According to colleagues, supporters and friends, Dennis has dedicated herself completely to her constituents as a leader, including bringing the state’s newest Ikea to Live Oak.

The mayor credits her success to one factor: caring about those she serves.

“What I love about Live Oak the most is that, even though we’re in the middle of this large metropolitan area in San Antonio, it still feels like a small town,” Dennis said. “It feels like a hometown where people can really get to know their neighbors.”

The Mississippi native first moved to San Antonio with her family, then relocated to Live Oak in the 1990s.

Holding a degree in mortuary science, she worked as a licensed undertaker before becoming a homemaker and a mother. Dennis never envisioned a life of public service. However, a strong sense of duty led her on an unexpected path, she said.

In fact, her political journey literally began with a road.

“It started about 23 years ago when we moved to Live Oak and my street was unpaved,” she said. “My neighbor said, ‘Let’s go down to City Hall and get our road paved,’ and I did. I was kind of intrigued by the process. I was a very happy stay-at-home mom at the time, but I was very intrigued by learning how a city is run.”

Dennis earned a spot on the Planning and Zoning Commission, ultimately climbing to City Council and the mayor’s office.

During the 2010 contest, Dennis led a successful campaign that put her in the mayor’s seat.

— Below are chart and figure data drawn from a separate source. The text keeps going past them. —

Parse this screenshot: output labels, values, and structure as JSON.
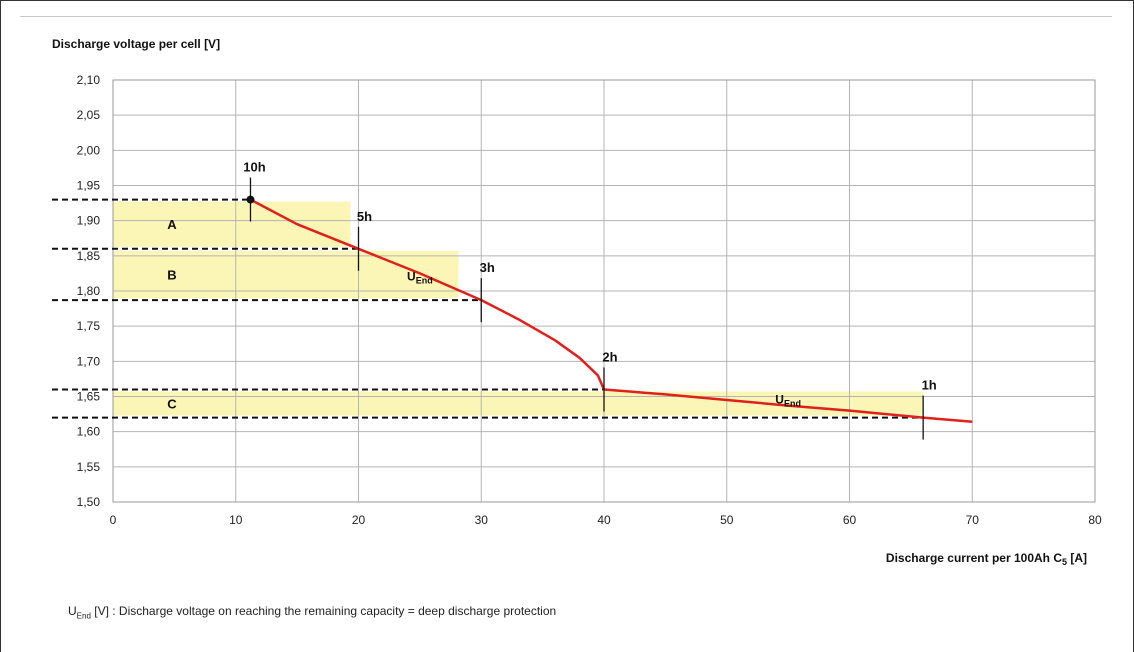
{
  "chart_data": {
    "type": "line",
    "ylabel": "Discharge voltage per cell  [V]",
    "xlabel_main": "Discharge current per 100Ah C",
    "xlabel_sub": "5",
    "xlabel_tail": " [A]",
    "xlim": [
      0,
      80
    ],
    "ylim": [
      1.5,
      2.1
    ],
    "x_ticks": [
      "0",
      "10",
      "20",
      "30",
      "40",
      "50",
      "60",
      "70",
      "80"
    ],
    "y_ticks": [
      "1,50",
      "1,55",
      "1,60",
      "1,65",
      "1,70",
      "1,75",
      "1,80",
      "1,85",
      "1,90",
      "1,95",
      "2,00",
      "2,05",
      "2,10"
    ],
    "grid": true,
    "colors": {
      "curve": "#e0201b",
      "band": "#fbf6b6",
      "grid": "#b4b4b4",
      "dash": "#111111"
    },
    "series": [
      {
        "x": [
          11.2,
          15,
          20,
          25,
          30,
          33,
          36,
          38,
          39.5,
          40,
          45,
          50,
          55,
          60,
          66,
          70
        ],
        "y": [
          1.93,
          1.895,
          1.86,
          1.825,
          1.787,
          1.76,
          1.73,
          1.705,
          1.68,
          1.66,
          1.653,
          1.645,
          1.637,
          1.63,
          1.62,
          1.614
        ]
      }
    ],
    "points": [
      {
        "label": "10h",
        "x": 11.2,
        "y": 1.93
      },
      {
        "label": "5h",
        "x": 20,
        "y": 1.86
      },
      {
        "label": "3h",
        "x": 30,
        "y": 1.787
      },
      {
        "label": "2h",
        "x": 40,
        "y": 1.66
      },
      {
        "label": "1h",
        "x": 66,
        "y": 1.62
      }
    ],
    "bands": [
      {
        "label": "A",
        "y_from": 1.86,
        "y_to": 1.93
      },
      {
        "label": "B",
        "y_from": 1.787,
        "y_to": 1.86
      },
      {
        "label": "C",
        "y_from": 1.62,
        "y_to": 1.66
      }
    ],
    "dashed_levels": [
      1.93,
      1.86,
      1.787,
      1.66,
      1.62
    ],
    "annotations": [
      {
        "main": "U",
        "sub": "End",
        "x": 25,
        "y": 1.815
      },
      {
        "main": "U",
        "sub": "End",
        "x": 55,
        "y": 1.64
      }
    ]
  },
  "footnote": {
    "main": "U",
    "sub": "End",
    "text": " [V]  : Discharge voltage on reaching the remaining capacity = deep discharge protection"
  }
}
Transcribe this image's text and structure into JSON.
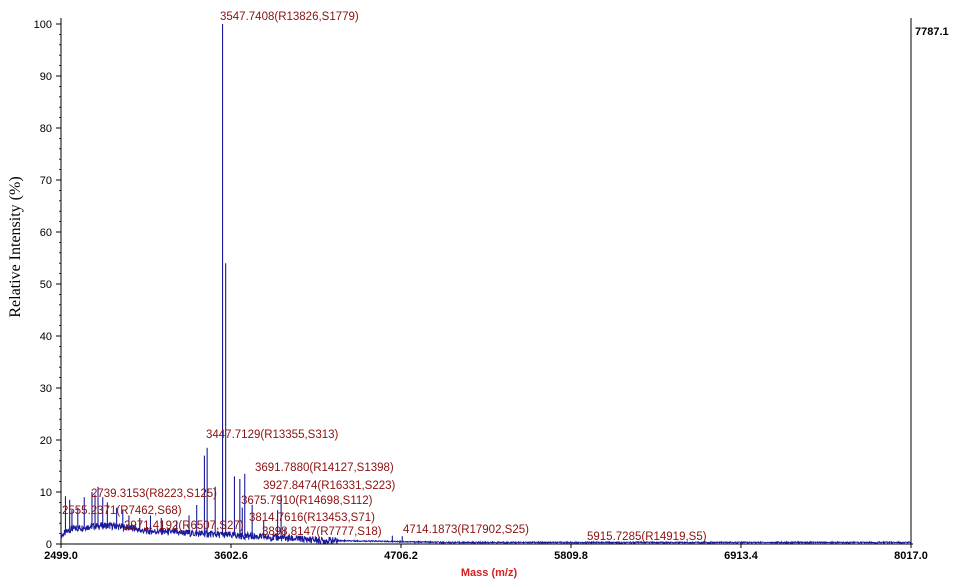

“I lost my first election for City Council by something like 25 votes, but I would later get appointed and served that term,” she said. “I lost the second time by about two votes, and then someone resigned and I was appointed again. I think, in total, I served about 2 1/2 years on the City Council and then one day my daughter said, ‘Mom, you should run for mayor.’ So, I ran for mayor.”

Along the way, Dennis acquired a reputation among fellow city administrators as willing to do anything to better the community and ensure everyone played a part.

“I’ve enjoyed working under her leadership in the city and I know that Live Oak has benefited greatly by having her as our mayor,” said Mayor Pro Tem Aaron Dahl. “She has always had a very diplomatic approach to things. Even though we might be in different camps, if you will, she has a way of bringing people together for the common good of the city.”

Under her direction, Live Oak has seen almost unprecedented growth, officials said. She was instrumental in securing Ikea’s area location, and creating Gateway Plaza shopping center along Loop 1604.

Her peers value Dennis’ reliability.

“Mayor Dennis is the type of (council member) that really stays in their lane and really understands the concept of good government,” said City Manager Scott Wayman. “She’s really been wonderful. She’s always active in the community and everything she does, she does with the city of Live Oak in mind. She’s a wonderful servant leader and has been a great mentor to me over the years.”

Dennis has also received her share of accolades. During a recent gala, the San Antonio Women’s Chamber of Commerce recognized her as a Constellation of Stars honoree. The eighth annual event lauded female leaders in the community who advocate, connect and empower women, girls and family, according to a statement.

Girding for a new decade, Dennis said she’d remain focused on her city’s needs.

“The thing that I love the most about my job, and I know this sounds silly, is the people,” she said. “I love the people. Whether I’m having a good day or a bad day, I still love the people I serve. … I feel like I am doing what I was put on this Earth to do. I was put here to serve others. That may be corny, but that’s really what I feel.”